When a contractor or consultant performs services for a business often there is a physical item that is the outcome of those services. It might be an employee manual created by a human resources consulting firm, a photograph for an ad, or a software program created for your accounting department. Ownership of that work product is often not what the buyer of the services expects. These tangible items have a copyright. And that copyright generally arises in the creator of the work, not in the party who paid for it.
The law prohibits a second party from reproducing, distributing, displaying, or performing the original work and from creating a derivative work from the original work. Business owners are sometimes surprised to find that the manual they paid for, can not be updated by them without the permission of the original consultant or that a photograph can not be reproduced without paying an additional fee to the photographer.
This unexpected twist to ownership happens because by law, copyright arises in the creator of the work, not the buyer of the work. This statutory twist is intentional. Many consultants, contractors and artists are individuals or small companies. Congress intended to give these smaller entities leverage in negotiations with buyers who are often times larger entities.
The exception to this general rule is a work that is a “work made for hire” under the copyright act.
By law, a “work made for hire” is:
(1) a work prepared by an employee within the scope of his or her employment; or
(2) a work specially ordered or commissioned for use as a contribution to a collective work, as a part of a motion picture or other audiovisual work, as a translation, as a supplementary work, as a compilation, as an instructional text, as a test, as answer material for a test, or as an atlas, if the parties expressly agree in a written instrument signed by them that the work shall be considered a “work made for hire.“
The reality is that very few works qualify as a “work made for hire” under the statutory language. Therefore the buyer of the services needs to protect their interest by either an assignment of the copyright, or a license grant under the copyright broad enough to cover the intended uses of the work.
Contract language that will likely transfer the copyright to the buyer reads something like the following:
All right, title and interest in and to the work created under this Agreement, including but not limited to the copyright therein, shall be owned by Company. Contractor shall retain no interest in and to work created hereunder. The Parties expressly acknowledge and agree that all such work is and shall constitute a “work made for hire” under appropriate sections of the U.S. Copyright Act. In the event, for whatever reason, such materials are not considered a “work made for hire” under the appropriate provisions of the U.S. Copyright Act, it is understood and agreed that all such work is hereby assigned to Company, without necessity of further documentation. In the event that it is necessary or desirable to Company to document the above transfer, Contractor agrees to execute such documents at the request and expense of Company.
The above language accomplishes three things. First it sets forth the parties’ intent that the work be owned by the Company. Second, it fulfills the statutory requirement that a written agreement exist if it is to be a “work made for hire” under the copyright act. Third, it contains an actual assignment of the ownership should the work fail to qualify as a “work made for hire”.

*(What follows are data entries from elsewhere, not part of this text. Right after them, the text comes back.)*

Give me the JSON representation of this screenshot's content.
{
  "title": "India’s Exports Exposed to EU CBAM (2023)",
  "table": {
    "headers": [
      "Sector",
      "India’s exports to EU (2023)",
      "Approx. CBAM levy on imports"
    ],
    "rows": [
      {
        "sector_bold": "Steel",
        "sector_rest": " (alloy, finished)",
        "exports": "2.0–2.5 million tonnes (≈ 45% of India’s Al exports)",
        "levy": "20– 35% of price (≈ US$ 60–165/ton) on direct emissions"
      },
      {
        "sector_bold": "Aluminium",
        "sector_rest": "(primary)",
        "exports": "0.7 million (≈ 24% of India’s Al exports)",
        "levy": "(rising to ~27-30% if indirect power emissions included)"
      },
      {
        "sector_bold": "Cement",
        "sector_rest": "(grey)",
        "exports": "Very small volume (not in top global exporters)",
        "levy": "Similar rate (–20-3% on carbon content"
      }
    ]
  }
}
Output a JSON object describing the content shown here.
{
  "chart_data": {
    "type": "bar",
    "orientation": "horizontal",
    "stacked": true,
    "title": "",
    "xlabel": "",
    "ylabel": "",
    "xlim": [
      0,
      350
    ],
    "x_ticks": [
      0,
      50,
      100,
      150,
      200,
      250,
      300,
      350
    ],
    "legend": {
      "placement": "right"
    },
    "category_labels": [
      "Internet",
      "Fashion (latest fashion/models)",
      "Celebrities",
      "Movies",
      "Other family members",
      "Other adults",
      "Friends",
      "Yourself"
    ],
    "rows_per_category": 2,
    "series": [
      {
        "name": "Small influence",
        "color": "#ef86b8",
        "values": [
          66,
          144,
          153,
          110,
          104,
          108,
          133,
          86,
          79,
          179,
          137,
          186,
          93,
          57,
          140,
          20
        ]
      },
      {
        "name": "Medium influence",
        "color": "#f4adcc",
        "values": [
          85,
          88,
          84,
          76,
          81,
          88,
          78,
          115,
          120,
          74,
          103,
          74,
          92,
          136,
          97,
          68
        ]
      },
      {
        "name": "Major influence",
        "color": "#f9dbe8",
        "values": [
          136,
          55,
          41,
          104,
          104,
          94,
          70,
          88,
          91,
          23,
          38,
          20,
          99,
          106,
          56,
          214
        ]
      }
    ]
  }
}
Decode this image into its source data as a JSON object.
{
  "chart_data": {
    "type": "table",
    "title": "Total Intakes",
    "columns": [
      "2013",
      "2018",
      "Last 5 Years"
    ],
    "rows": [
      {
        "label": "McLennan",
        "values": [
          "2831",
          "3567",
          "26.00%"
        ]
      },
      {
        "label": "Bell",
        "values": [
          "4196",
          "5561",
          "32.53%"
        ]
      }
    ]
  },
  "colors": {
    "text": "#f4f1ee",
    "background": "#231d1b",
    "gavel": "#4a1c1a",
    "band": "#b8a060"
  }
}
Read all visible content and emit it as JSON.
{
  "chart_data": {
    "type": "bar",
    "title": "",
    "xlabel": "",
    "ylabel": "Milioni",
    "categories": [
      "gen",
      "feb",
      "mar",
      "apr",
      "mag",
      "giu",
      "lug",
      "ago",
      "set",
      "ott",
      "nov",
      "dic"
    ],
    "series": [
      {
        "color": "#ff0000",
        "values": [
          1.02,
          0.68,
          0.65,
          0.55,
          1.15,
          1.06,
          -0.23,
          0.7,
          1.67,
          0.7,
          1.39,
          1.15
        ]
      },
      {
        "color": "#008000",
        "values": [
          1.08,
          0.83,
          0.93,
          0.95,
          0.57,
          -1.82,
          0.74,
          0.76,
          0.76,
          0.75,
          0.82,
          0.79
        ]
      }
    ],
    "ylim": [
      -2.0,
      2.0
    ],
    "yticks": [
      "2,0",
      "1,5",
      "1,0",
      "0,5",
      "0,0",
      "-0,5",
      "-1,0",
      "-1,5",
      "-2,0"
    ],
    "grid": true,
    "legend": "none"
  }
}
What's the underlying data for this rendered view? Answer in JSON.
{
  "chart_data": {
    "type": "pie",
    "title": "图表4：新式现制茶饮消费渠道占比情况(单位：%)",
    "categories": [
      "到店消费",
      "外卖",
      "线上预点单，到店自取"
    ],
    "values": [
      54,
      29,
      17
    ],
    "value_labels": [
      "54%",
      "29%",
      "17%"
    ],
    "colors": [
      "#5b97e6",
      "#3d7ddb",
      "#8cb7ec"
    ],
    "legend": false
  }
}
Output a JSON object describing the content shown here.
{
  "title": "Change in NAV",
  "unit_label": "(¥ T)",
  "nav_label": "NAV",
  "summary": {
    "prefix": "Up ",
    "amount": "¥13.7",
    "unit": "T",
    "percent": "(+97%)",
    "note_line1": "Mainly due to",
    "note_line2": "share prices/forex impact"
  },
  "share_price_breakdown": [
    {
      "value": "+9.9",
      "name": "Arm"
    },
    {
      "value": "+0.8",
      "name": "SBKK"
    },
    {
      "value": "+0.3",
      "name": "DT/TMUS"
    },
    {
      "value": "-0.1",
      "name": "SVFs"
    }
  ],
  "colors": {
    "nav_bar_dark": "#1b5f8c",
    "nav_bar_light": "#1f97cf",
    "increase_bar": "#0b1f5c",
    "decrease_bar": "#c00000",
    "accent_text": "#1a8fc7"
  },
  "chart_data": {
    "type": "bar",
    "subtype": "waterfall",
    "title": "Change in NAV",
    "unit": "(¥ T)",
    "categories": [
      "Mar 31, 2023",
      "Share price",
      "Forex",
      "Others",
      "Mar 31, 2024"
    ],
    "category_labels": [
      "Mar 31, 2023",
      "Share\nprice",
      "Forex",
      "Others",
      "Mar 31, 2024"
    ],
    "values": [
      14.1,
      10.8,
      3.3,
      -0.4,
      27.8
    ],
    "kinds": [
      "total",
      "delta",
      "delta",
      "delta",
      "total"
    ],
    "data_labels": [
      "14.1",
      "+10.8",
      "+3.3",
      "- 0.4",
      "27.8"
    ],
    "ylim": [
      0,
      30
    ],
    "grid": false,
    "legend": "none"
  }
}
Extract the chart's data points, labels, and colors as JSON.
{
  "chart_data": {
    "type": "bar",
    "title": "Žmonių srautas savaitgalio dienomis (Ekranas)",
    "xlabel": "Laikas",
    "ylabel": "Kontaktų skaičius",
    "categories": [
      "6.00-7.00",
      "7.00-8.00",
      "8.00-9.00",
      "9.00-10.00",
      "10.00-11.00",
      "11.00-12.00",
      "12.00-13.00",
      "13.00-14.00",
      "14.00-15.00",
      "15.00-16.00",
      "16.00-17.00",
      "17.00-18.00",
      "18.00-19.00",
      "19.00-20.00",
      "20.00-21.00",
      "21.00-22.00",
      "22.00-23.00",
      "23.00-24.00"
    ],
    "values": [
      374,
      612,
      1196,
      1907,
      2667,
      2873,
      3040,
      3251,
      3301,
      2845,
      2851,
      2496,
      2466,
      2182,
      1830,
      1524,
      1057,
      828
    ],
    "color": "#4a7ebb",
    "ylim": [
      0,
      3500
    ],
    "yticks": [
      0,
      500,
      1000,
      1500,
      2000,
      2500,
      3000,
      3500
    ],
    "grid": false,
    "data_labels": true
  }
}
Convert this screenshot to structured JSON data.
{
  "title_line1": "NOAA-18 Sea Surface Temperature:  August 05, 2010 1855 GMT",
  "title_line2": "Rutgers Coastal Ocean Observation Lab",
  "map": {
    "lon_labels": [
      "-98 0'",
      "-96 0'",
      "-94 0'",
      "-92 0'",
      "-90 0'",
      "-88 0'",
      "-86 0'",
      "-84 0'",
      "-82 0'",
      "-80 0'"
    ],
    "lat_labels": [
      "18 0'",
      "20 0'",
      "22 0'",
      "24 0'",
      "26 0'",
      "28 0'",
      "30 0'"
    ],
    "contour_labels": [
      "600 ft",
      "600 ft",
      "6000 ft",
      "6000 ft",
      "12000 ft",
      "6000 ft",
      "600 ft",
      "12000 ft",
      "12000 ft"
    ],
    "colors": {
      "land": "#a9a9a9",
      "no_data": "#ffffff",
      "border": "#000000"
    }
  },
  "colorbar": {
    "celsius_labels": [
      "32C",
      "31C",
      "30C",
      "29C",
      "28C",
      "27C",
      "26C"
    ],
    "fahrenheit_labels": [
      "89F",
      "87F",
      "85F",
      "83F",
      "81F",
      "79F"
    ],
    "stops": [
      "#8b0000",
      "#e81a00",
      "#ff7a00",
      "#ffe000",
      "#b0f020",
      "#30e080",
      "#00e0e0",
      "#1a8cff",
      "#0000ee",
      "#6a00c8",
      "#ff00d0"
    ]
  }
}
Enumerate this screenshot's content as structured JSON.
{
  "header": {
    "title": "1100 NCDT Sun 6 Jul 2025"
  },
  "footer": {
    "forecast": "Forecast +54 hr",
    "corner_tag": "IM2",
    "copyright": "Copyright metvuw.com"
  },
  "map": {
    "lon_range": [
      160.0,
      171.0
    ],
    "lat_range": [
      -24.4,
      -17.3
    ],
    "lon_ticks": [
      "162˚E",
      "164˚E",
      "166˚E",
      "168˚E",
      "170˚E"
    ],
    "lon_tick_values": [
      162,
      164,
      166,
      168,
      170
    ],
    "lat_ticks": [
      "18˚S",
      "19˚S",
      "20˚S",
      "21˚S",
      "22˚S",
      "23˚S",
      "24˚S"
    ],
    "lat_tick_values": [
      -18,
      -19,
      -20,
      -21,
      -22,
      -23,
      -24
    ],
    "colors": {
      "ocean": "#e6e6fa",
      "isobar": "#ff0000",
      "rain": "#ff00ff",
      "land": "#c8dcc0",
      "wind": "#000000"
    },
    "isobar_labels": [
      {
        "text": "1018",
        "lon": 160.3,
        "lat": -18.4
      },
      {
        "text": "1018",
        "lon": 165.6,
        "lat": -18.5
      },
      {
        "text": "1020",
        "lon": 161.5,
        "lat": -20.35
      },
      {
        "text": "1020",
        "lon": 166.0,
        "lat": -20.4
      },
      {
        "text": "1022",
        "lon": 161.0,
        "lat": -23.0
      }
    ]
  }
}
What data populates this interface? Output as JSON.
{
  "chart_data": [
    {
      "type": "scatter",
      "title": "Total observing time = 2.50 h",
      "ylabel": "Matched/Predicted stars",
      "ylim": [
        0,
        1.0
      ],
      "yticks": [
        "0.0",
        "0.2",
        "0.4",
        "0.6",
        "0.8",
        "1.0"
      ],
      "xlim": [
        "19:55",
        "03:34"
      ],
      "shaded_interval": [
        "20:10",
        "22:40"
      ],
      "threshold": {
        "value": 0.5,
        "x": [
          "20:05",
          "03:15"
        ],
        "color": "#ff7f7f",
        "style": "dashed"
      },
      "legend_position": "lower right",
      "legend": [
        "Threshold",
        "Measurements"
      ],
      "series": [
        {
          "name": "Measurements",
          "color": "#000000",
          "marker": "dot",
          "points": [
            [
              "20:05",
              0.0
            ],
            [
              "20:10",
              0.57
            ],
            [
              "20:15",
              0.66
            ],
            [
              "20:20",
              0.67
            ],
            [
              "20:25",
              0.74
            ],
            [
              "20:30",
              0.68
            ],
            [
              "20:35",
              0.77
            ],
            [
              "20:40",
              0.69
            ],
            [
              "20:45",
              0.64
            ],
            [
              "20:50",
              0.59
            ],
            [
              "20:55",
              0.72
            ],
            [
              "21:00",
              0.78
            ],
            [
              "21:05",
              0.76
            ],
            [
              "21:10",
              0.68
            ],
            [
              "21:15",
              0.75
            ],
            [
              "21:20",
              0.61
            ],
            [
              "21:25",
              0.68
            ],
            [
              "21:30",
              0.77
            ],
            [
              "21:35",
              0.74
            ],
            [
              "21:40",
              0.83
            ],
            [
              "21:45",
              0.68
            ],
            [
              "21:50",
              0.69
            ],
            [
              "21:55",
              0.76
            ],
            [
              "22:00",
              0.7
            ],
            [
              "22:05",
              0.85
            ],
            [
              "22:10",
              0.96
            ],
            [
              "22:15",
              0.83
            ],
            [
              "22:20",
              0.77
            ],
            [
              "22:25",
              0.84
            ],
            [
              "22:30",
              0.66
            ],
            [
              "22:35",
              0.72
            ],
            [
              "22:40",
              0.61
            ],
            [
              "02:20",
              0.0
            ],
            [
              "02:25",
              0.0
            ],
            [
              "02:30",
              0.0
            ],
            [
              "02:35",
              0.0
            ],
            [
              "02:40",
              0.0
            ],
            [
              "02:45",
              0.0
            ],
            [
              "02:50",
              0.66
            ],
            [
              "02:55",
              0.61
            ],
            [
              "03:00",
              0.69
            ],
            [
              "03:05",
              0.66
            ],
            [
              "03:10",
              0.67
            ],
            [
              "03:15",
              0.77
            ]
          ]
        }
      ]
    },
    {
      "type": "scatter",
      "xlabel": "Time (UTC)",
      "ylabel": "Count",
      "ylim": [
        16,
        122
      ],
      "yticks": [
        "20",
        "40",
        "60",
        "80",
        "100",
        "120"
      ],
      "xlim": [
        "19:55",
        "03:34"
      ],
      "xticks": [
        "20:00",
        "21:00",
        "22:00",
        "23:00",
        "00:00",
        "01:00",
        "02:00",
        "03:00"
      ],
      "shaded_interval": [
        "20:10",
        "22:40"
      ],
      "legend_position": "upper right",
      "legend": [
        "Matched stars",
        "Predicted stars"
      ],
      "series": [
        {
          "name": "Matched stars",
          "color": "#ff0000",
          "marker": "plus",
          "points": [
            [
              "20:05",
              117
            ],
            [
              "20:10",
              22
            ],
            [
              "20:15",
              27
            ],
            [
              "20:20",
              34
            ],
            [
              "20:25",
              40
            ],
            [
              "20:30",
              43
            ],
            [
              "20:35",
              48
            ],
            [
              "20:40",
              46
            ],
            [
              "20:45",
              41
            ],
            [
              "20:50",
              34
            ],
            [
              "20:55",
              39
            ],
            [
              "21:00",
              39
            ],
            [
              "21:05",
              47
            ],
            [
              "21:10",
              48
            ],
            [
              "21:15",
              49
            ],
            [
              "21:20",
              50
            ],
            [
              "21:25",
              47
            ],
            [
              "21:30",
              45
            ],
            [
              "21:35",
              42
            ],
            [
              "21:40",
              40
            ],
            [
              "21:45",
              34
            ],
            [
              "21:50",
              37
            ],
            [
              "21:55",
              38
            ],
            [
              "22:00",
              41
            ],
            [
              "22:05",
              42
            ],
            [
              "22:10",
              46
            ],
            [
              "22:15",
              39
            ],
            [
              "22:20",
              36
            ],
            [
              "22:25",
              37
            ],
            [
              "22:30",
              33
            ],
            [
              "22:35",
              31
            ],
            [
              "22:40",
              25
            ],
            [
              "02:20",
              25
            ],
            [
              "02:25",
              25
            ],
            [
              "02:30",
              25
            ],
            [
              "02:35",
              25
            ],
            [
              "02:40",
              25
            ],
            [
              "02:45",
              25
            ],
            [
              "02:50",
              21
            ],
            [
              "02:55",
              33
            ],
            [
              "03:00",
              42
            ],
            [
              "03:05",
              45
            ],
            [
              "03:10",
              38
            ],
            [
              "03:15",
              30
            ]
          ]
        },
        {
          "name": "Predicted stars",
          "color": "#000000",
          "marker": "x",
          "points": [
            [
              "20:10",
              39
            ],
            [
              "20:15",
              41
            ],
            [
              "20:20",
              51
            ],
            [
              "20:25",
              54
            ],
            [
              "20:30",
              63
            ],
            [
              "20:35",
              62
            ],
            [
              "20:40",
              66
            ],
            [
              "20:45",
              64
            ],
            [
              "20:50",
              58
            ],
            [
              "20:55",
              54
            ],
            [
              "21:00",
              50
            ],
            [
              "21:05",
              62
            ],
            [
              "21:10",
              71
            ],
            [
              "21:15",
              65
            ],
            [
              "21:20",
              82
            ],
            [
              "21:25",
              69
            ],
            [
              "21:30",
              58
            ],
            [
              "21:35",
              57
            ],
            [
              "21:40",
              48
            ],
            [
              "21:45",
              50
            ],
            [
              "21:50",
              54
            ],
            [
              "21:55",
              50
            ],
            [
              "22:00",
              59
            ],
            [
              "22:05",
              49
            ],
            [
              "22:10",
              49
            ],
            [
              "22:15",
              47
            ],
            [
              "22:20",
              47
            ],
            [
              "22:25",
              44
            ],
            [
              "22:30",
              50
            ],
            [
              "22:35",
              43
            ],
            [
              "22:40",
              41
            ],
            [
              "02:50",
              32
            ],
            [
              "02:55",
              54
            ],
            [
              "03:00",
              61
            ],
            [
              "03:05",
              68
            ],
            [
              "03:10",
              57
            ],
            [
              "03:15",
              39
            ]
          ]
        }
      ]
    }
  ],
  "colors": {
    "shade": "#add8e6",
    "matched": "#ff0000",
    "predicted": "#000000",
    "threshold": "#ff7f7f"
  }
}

Of course, there are situations where it is appropriate for the contractor or consultant to maintain ownership of the underlying work. For example, the consultant may be hired because they can customize existing materials for individual clients. In these cases, license language might read something like: Contractor hereby grants Company a non-exclusive, worldwide right to sublicense others, reproduce, modify, display, perform and distribute all work created hereunder in the normal operation of Company’s business as it now or hereafter exists. This language will, at a minimum, open a discussion between the buyer and the contractor, so that neither the buyer or the contractor is surprised by what is, or is not, covered by the fees being paid.